I agree with Michael Moore's assessment of American culture, and the news in general: we are living in fear of each other. We are specifically afraid of the others in our midst: whites if you're black, blacks if you're white, etc., etc. We resent those who've done better than we have, and we resent those who are "parasites" on society, the indigent. We blame the victim for being in the wrong place at the wrong time.
Interestingly, a University in Sweden recently concluded a study that proved that suicides go up in England when the Conservatives are in charge of the government. They reasoned that if Labor had been in power, more than 35,000 people would not have killed themselves. I wonder if anyone has looked at the statistics in America about the economy versus crime, a truly deep study of all the numbers and all the available jobs, and the crime that results from market downturns, layoffs, etc. Or better still, how does the populace deal with an economy that appears to be doing well, when most people believe they're barely making it?
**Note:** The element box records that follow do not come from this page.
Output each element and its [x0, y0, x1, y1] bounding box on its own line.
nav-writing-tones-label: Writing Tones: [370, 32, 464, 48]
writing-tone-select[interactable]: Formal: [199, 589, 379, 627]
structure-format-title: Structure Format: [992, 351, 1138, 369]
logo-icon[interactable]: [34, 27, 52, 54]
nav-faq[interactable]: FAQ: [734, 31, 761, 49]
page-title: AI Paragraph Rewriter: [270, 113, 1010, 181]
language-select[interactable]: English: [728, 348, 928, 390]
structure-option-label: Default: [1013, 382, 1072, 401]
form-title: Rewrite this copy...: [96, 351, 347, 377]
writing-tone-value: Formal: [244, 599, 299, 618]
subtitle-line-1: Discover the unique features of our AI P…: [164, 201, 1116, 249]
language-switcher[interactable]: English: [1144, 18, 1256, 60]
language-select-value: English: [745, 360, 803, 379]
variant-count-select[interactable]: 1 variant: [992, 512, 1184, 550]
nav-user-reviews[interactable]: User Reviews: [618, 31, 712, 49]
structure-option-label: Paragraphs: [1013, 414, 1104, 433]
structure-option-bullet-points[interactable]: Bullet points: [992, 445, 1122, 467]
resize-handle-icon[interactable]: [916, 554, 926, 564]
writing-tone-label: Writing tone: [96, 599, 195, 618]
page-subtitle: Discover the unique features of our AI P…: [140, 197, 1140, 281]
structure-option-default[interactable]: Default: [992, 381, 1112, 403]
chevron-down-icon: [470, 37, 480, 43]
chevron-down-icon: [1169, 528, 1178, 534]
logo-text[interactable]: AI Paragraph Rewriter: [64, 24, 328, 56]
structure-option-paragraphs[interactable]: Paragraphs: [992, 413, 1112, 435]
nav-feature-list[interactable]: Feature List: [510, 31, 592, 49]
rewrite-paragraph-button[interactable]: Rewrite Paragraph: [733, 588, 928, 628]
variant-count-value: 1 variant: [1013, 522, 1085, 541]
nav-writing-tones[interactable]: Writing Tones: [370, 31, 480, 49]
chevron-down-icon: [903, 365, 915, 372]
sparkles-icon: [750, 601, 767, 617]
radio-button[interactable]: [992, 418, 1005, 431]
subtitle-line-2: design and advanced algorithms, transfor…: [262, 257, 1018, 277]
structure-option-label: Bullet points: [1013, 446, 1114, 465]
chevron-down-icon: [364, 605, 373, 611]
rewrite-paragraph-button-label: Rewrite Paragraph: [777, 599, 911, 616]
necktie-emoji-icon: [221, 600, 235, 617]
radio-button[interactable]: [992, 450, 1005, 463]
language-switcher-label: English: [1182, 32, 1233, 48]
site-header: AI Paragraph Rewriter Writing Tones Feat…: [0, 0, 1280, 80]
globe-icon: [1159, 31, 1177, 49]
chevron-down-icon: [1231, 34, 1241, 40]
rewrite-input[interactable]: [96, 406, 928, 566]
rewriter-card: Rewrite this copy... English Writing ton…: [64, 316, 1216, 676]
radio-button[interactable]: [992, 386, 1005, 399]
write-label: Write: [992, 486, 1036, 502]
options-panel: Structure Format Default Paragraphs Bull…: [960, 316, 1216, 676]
In the case of Virginia Tech, it appears that the shooter had some deep-seated psychological issues. His writings, which are as disturbing as any movie written by Andrew Kevin Walker, appear to be written by someone with a very limited command of the English language. One wonders how he managed to get into college with such poor skills. There are hints of child molestation, murder by hammer and chainsaw, molestation by teachers at school, by step-parents, etc. Many people seemed to think that he was a potential school shooter before he became one. Much more yet to be discovered, I'm sure...
Meanwhile, we can thank our lucky stars that it didn't happen here.